The easiest cases are those in which the government itself creates a plate with a religious message. For example, South Carolina's legislative decision to issue "I Believe" license plates was recently held unconstitutional under the Establishment Clause, because it constituted overt promotion of religion by the state.

Few cases are so clear. In most, the court must decide whether the message on the license plate is government or private speech. If it is government speech, free speech considerations do not apply since the government controls the message. If it is private speech, First Amendment protections apply to the speaker, and the question is whether the government can regulate the content of the message. The law has evolved mainly out of conflicts over "Choose Life" plates, sometimes when the state has created such plates, and sometimes when it has refused to.
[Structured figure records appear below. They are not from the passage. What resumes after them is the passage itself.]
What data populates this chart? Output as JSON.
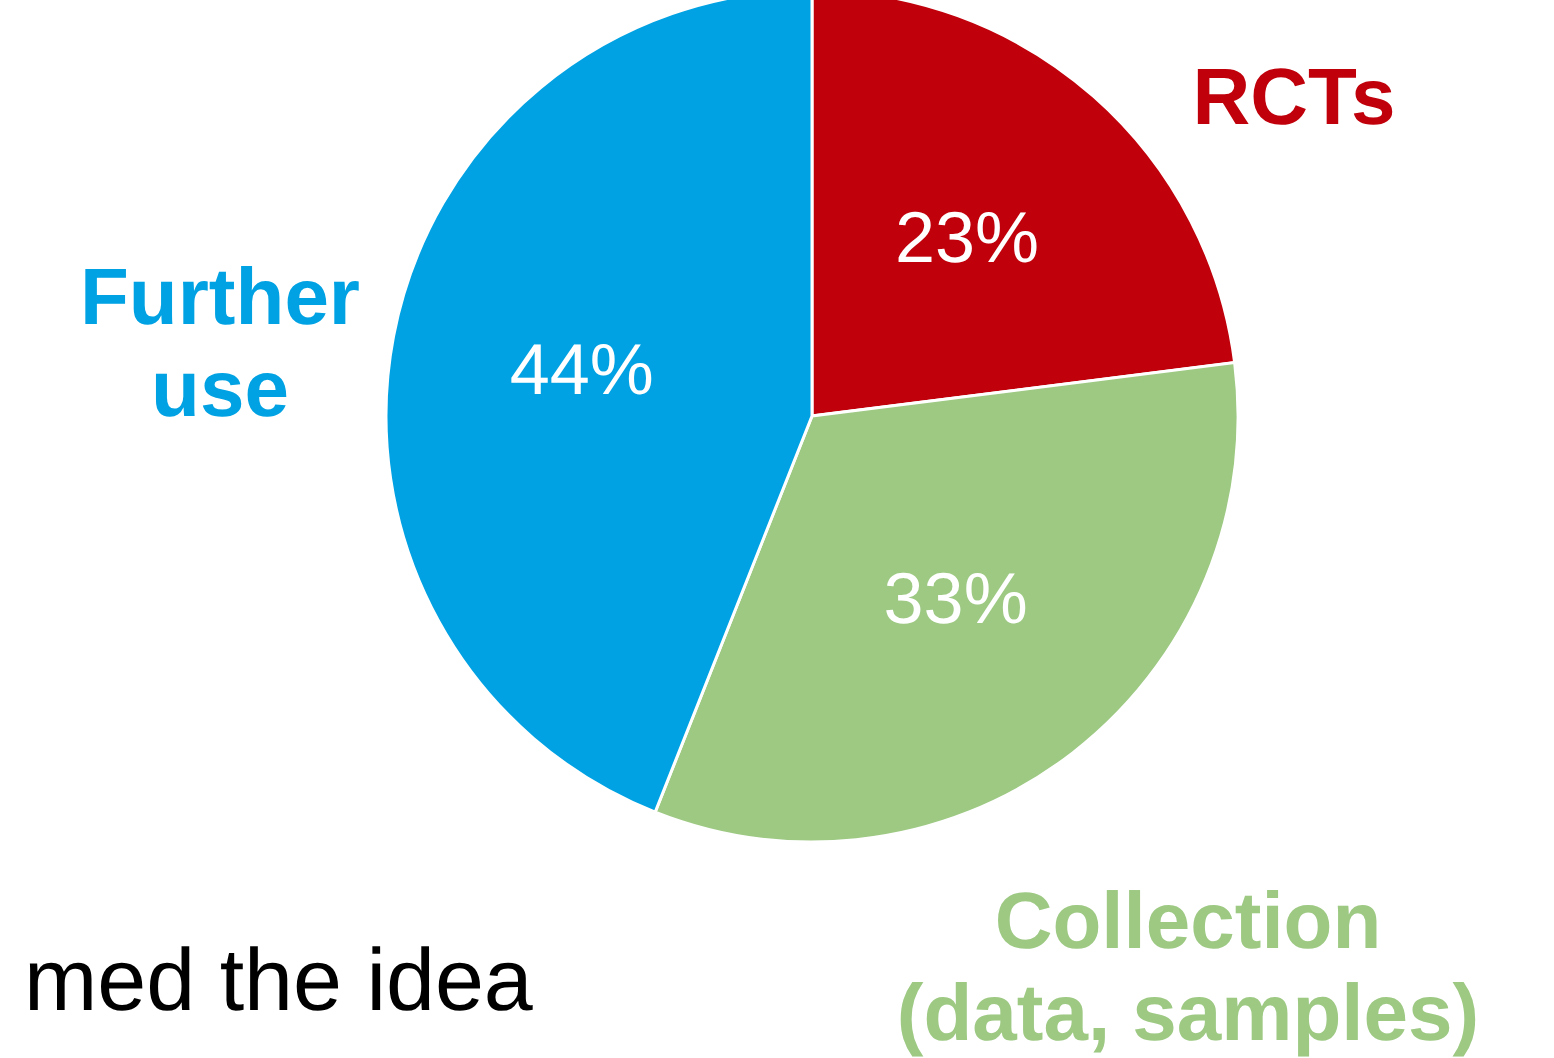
{
  "chart_data": {
    "type": "pie",
    "categories": [
      "RCTs",
      "Collection (data, samples)",
      "Further use"
    ],
    "values": [
      23,
      33,
      44
    ],
    "value_labels": [
      "23%",
      "33%",
      "44%"
    ],
    "colors": [
      "#c0000b",
      "#9dc983",
      "#00a2e3"
    ],
    "annotations": [
      "med the idea"
    ]
  }
}
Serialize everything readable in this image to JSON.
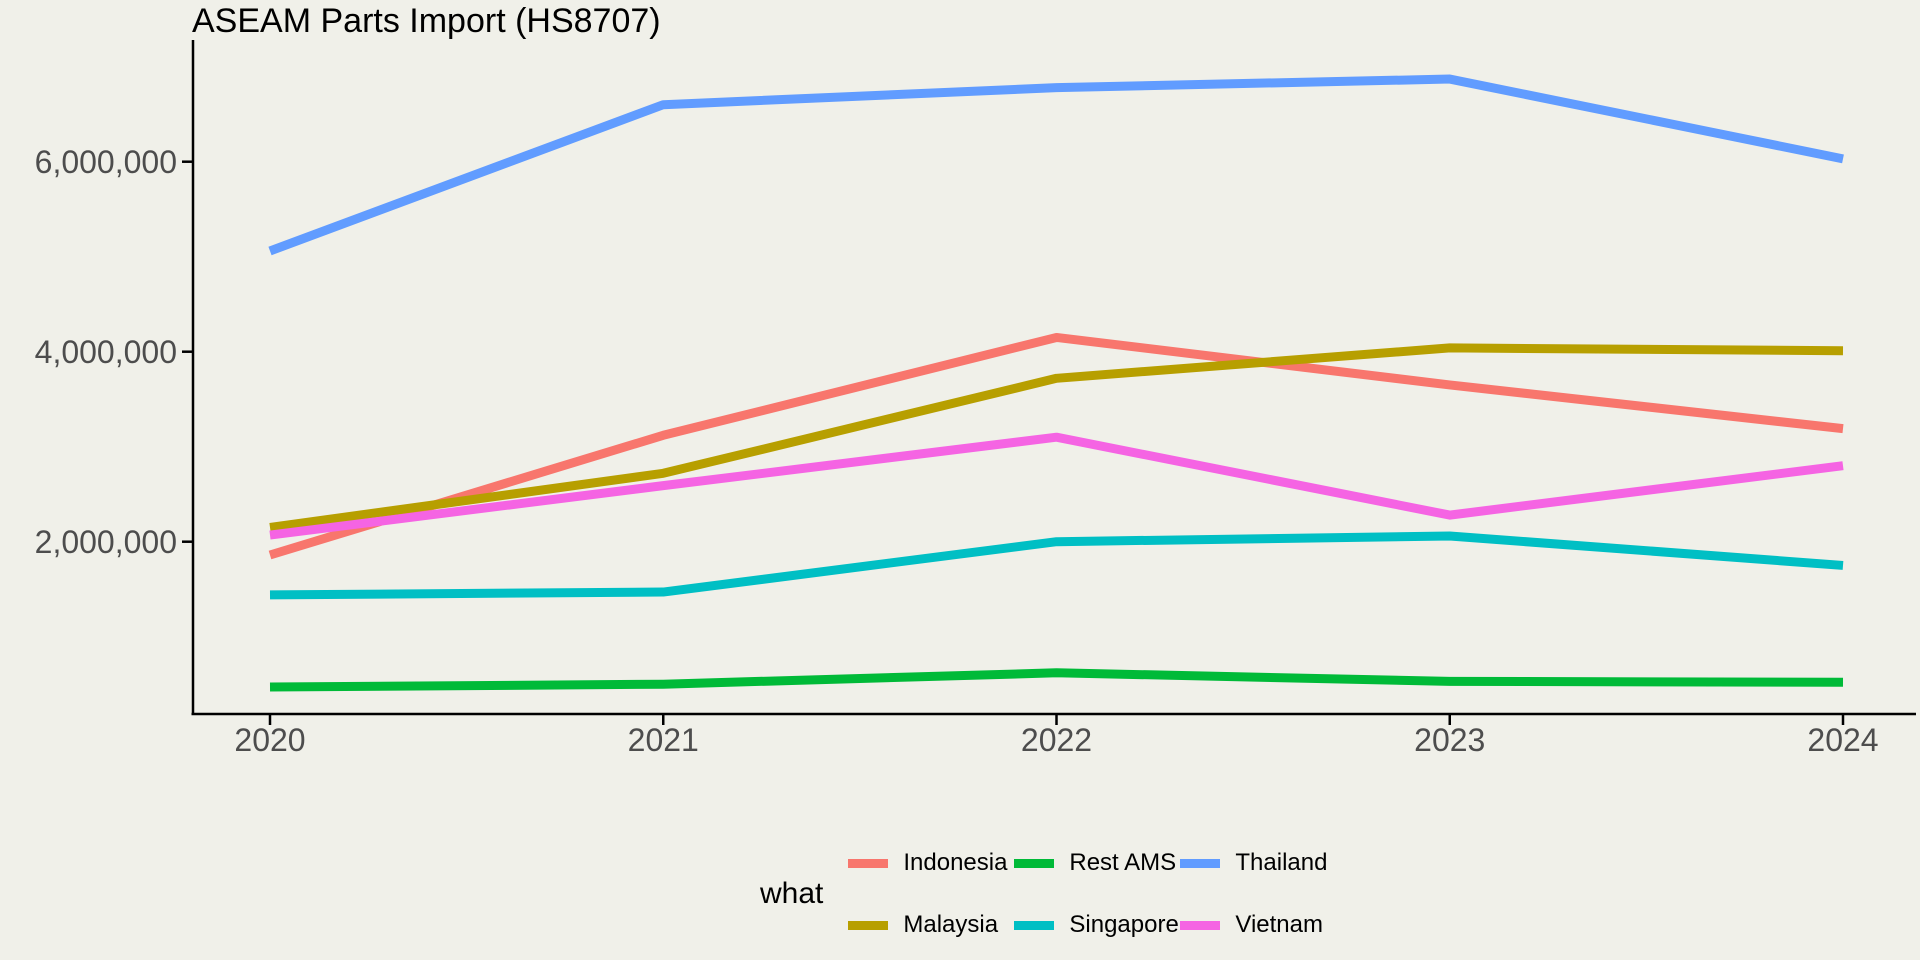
{
  "title": "ASEAM Parts Import (HS8707)",
  "style": {
    "background": "#F0F0E9",
    "axis_line_color": "#000000",
    "tick_label_color": "#4D4D4D",
    "title_color": "#000000"
  },
  "chart_data": {
    "type": "line",
    "title": "ASEAM Parts Import (HS8707)",
    "xlabel": "",
    "ylabel": "",
    "x": [
      2020,
      2021,
      2022,
      2023,
      2024
    ],
    "x_tick_labels": [
      "2020",
      "2021",
      "2022",
      "2023",
      "2024"
    ],
    "y_ticks": [
      2000000,
      4000000,
      6000000
    ],
    "y_tick_labels": [
      "2,000,000",
      "4,000,000",
      "6,000,000"
    ],
    "ylim": [
      186000,
      7280000
    ],
    "grid": "off",
    "series": [
      {
        "name": "Indonesia",
        "color": "#F8766D",
        "values": [
          1860000,
          3120000,
          4150000,
          3650000,
          3190000
        ]
      },
      {
        "name": "Malaysia",
        "color": "#B79F00",
        "values": [
          2150000,
          2720000,
          3720000,
          4040000,
          4010000
        ]
      },
      {
        "name": "Rest AMS",
        "color": "#00BA38",
        "values": [
          470000,
          500000,
          620000,
          530000,
          520000
        ]
      },
      {
        "name": "Singapore",
        "color": "#00BFC4",
        "values": [
          1440000,
          1470000,
          2000000,
          2060000,
          1750000
        ]
      },
      {
        "name": "Thailand",
        "color": "#619CFF",
        "values": [
          5060000,
          6600000,
          6780000,
          6870000,
          6030000
        ]
      },
      {
        "name": "Vietnam",
        "color": "#F564E3",
        "values": [
          2070000,
          2590000,
          3100000,
          2280000,
          2800000
        ]
      }
    ],
    "legend": {
      "title": "what",
      "position": "bottom",
      "rows": [
        [
          "Indonesia",
          "Rest AMS",
          "Thailand"
        ],
        [
          "Malaysia",
          "Singapore",
          "Vietnam"
        ]
      ]
    }
  }
}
The Sixth Circuit has held that "specialty" license plates issued by the state at the request of private groups are government speech whose message can be controlled by the government. As a result, the court rejected a challenge to Tennessee's "Choose Life" plates, relying in part on a 1991 Supreme Court decision upholding a government policy to promote childbirth which contained a restriction on abortion-related speech.

In contrast, most other courts have concluded that specialty message plates represent private, not government, speech, but they have analyzed the cases under a variety of theories. The Ninth Circuit held that Arizona's refusal to issue a specialty "Choose Life" plate was impermissible viewpoint discrimination based on the state's hostility to the message or its desire to avoid controversy. The Eighth Circuit likewise concluded that a private group had a right to a specialty "Choose Life" plate under Missouri's statutory system, but did so by invalidating the statute because it gave state officials discretion to decide whether or not to issue the plate; the court said such an unlimited grant of discretion could result in viewpoint discrimination. The Fifth Circuit employed another route to reject a challenge to Louisiana's "Choose Life" plate: it held that the challenge was barred by the Tax Injunction Act. In all these cases, the right to the "Choose Life" license plate was upheld.

Only two circuits have invalidated "Choose Life" plates, but they also reached the same result by different means. The Seventh Circuit upheld Illinois' refusal to issue "Choose Life" plates, finding that, although private speech was involved, the decision was a reasonable content-based, viewpoint neutral rule, because the state excluded the whole subject of abortion from its specialty plates. The Fourth Circuit struck down a South Carolina statute authorizing "Choose Life" plates, which the court characterized as a mixture of public and private speech, the state creating the plate and the individual purchasing it. The principal opinion (two judges concurred in the result) concluded that the government had created a limited public forum for expression and that it engaged in viewpoint discrimination by favoring one view and discriminating against others.

In another Fourth Circuit decision involving a request for a plate displaying a Confederate flag, the court held that the message was private speech which was protected, and that the state's refusal to issue the plate was impermissible viewpoint discrimination. The two Fourth Circuit decisions, along with the Ninth Circuit ruling on "Choose Life" plates, reveal how application of viewpoint discrimination analysis can result in a decision permitting expression of a controversial view, but can also yield the opposite result if other views are not given equal voice.

Confused yet? If so, it's entirely understandable. Given the varied factual situations, the lack of consensus in the courts, and the likelihood of continued litigation, query whether the income generated by specialty license plates exceeds the costs of defending them. It just might be cheaper for states to eliminate message license plates altogether, and let people express themselves with bumper stickers."